Republicans rejected that, and continued to push a short-term despite the fact that Reid, Pelosi and Obama all could not have been clearer that they will not support a short-term increase. A short term risks some of the same consequences as outright failure to raise the ceiling — downgraded credit rating, stocks plunge, interest rates spike, etc. It is unclear why Republicans have made this their sticking point.”

Boehner spokesman Michael Steel argued that the inability to come to a larger deal so far left a short-term extension as an “inevitable” option. “For months, we have laid out our principles to pass a bill that fulfills the president’s request to increase the debt limit beyond the next election. We have passed a debt limit increase with the reforms the American people demand, the ‘Cut, Cap, and Balance’ bill.

The Democrats who run Washington have refused to offer a plan,” he said in a statement. “Now, as a result, a two-step process is inevitable. Like the president and the entire bipartisan, bicameral congressional leadership, we continue to believe that defaulting on the full faith and credit of the United States is not an option.”

Obama has shown himself to be a fan of the commission approach to cutting social programs and entitlements.
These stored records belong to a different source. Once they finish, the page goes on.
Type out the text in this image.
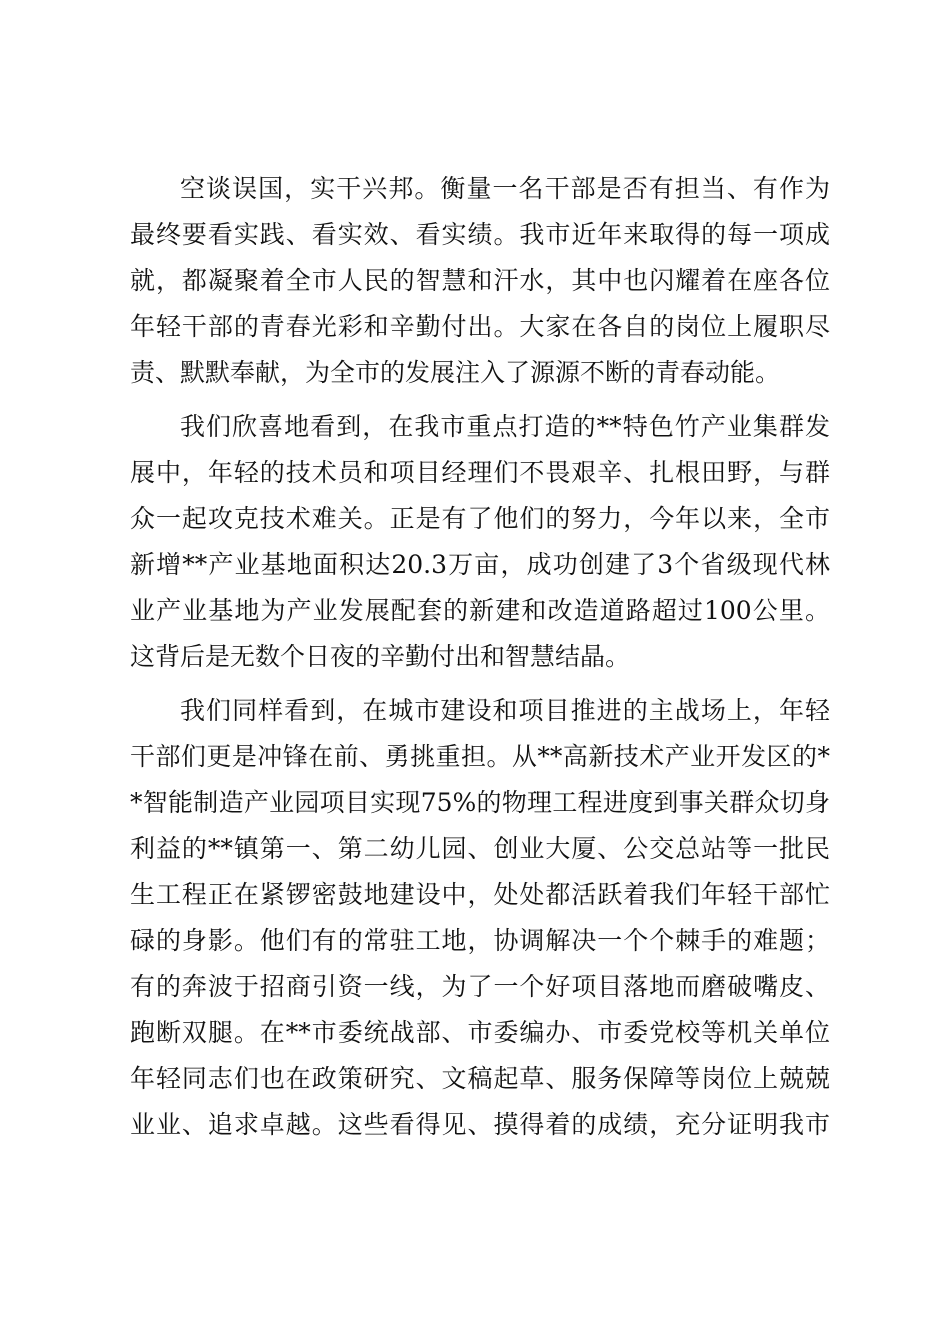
空谈误国，实干兴邦。衡量一名干部是否有担当、有作为
最终要看实践、看实效、看实绩。我市近年来取得的每一项成
就，都凝聚着全市人民的智慧和汗水，其中也闪耀着在座各位
年轻干部的青春光彩和辛勤付出。大家在各自的岗位上履职尽
责、默默奉献，为全市的发展注入了源源不断的青春动能。
我们欣喜地看到，在我市重点打造的**特色竹产业集群发
展中，年轻的技术员和项目经理们不畏艰辛、扎根田野，与群
众一起攻克技术难关。正是有了他们的努力，今年以来，全市
新增**产业基地面积达20.3万亩，成功创建了3个省级现代林
业产业基地为产业发展配套的新建和改造道路超过100公里。
这背后是无数个日夜的辛勤付出和智慧结晶。
我们同样看到，在城市建设和项目推进的主战场上，年轻
干部们更是冲锋在前、勇挑重担。从**高新技术产业开发区的*
*智能制造产业园项目实现75%的物理工程进度到事关群众切身
利益的**镇第一、第二幼儿园、创业大厦、公交总站等一批民
生工程正在紧锣密鼓地建设中，处处都活跃着我们年轻干部忙
碌的身影。他们有的常驻工地，协调解决一个个棘手的难题；
有的奔波于招商引资一线，为了一个好项目落地而磨破嘴皮、
跑断双腿。在**市委统战部、市委编办、市委党校等机关单位
年轻同志们也在政策研究、文稿起草、服务保障等岗位上兢兢
业业、追求卓越。这些看得见、摸得着的成绩，充分证明我市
Shortly after taking office, Obama held a major conference on deficit reduction and subsequently created, by executive order, The National Commission on Fiscal Responsibility and Reform.

The White House made two telling appointments to chair the commission: The first was former Sen. Alan Simpson (R-Wyo.), a well-known critic of Social Security who earned notoriety by suggesting, among other things, that the American government had become “a milk cow with 310 million tits!”
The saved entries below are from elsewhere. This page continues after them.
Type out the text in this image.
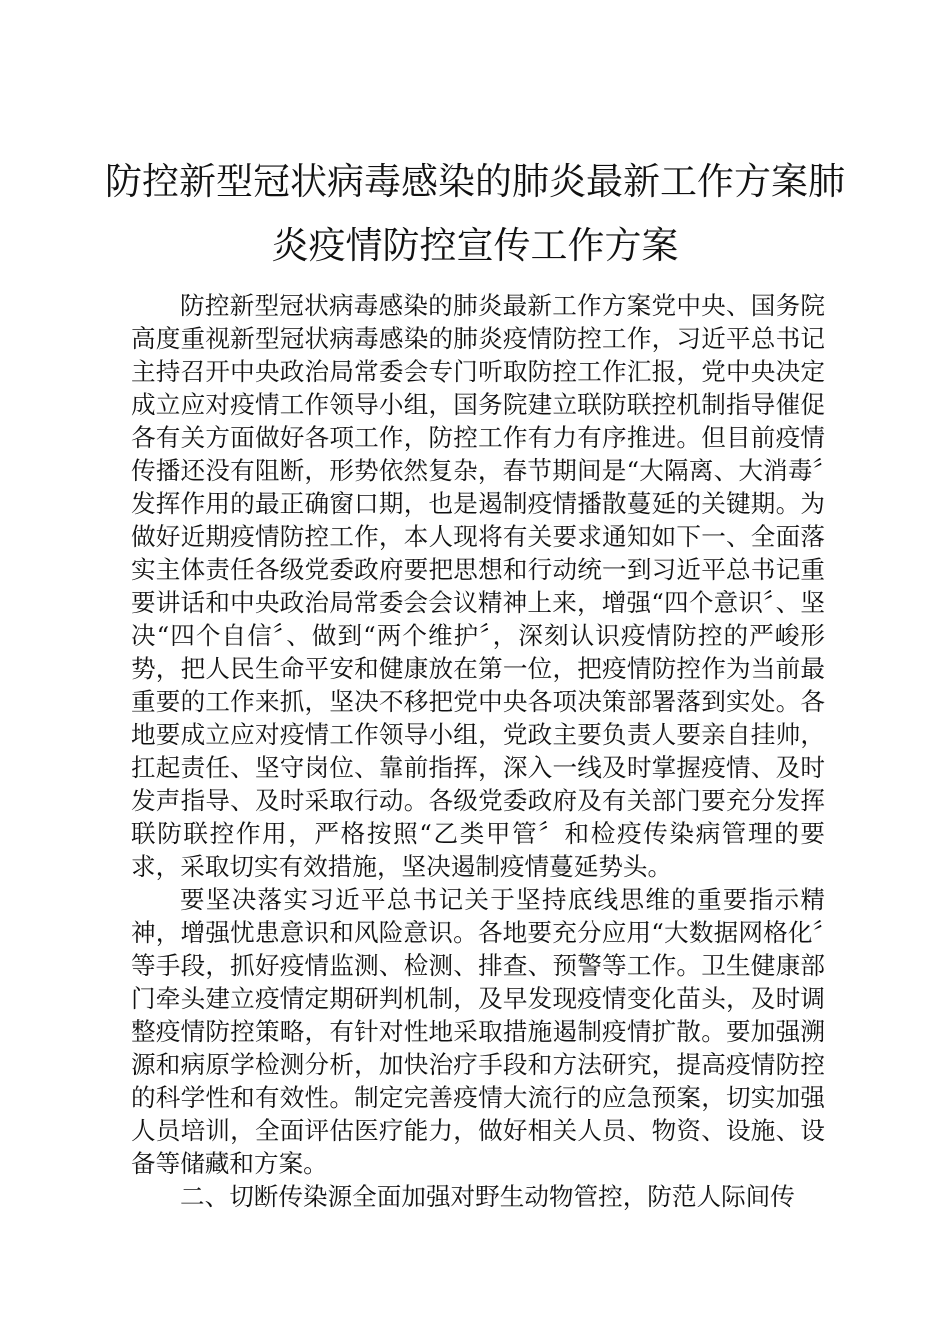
防控新型冠状病毒感染的肺炎最新工作方案肺
炎疫情防控宣传工作方案

防控新型冠状病毒感染的肺炎最新工作方案党中央、国务院高度重视新型冠状病毒感染的肺炎疫情防控工作，习近平总书记主持召开中央政治局常委会专门听取防控工作汇报，党中央决定成立应对疫情工作领导小组，国务院建立联防联控机制指导催促各有关方面做好各项工作，防控工作有力有序推进。但目前疫情传播还没有阻断，形势依然复杂，春节期间是“大隔离、大消毒〞发挥作用的最正确窗口期，也是遏制疫情播散蔓延的关键期。为做好近期疫情防控工作，本人现将有关要求通知如下一、全面落实主体责任各级党委政府要把思想和行动统一到习近平总书记重要讲话和中央政治局常委会会议精神上来，增强“四个意识〞、坚决“四个自信〞、做到“两个维护〞，深刻认识疫情防控的严峻形势，把人民生命平安和健康放在第一位，把疫情防控作为当前最重要的工作来抓，坚决不移把党中央各项决策部署落到实处。各地要成立应对疫情工作领导小组，党政主要负责人要亲自挂帅，扛起责任、坚守岗位、靠前指挥，深入一线及时掌握疫情、及时发声指导、及时采取行动。各级党委政府及有关部门要充分发挥联防联控作用，严格按照“乙类甲管〞和检疫传染病管理的要求，采取切实有效措施，坚决遏制疫情蔓延势头。

要坚决落实习近平总书记关于坚持底线思维的重要指示精神，增强忧患意识和风险意识。各地要充分应用“大数据网格化〞等手段，抓好疫情监测、检测、排查、预警等工作。卫生健康部门牵头建立疫情定期研判机制，及早发现疫情变化苗头，及时调整疫情防控策略，有针对性地采取措施遏制疫情扩散。要加强溯源和病原学检测分析，加快治疗手段和方法研究，提高疫情防控的科学性和有效性。制定完善疫情大流行的应急预案，切实加强人员培训，全面评估医疗能力，做好相关人员、物资、设施、设备等储藏和方案。

二、切断传染源全面加强对野生动物管控，防范人际间传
Yet Obama’s Democratic appointment was even more indicative of whose interests took priority: former Clinton White House Chief of Staff Erskine Bowles. Bowles is a member of Morgan Stanley’s board of directors; an adviser to Carousel Capital, a private equity firm; and a director of Cousins Properties Incorporated, a firm with significant investments in commercial and mixed-use real estate.

Simpson and Bowles, perhaps unsurprisingly, produced a report recommending corporate and high-end tax cuts, along with cuts to Social Security, Medicare, veterans’ benefits and a host of other social programs.

The commission needed 14 of 18 members to approve the plan in order for it to advance to Congress for a vote. The commission fell short, but did win a majority.

Proponents of slashing spending won’t make the same mistake with a new Super Congress. Only a simple majority will be necessary.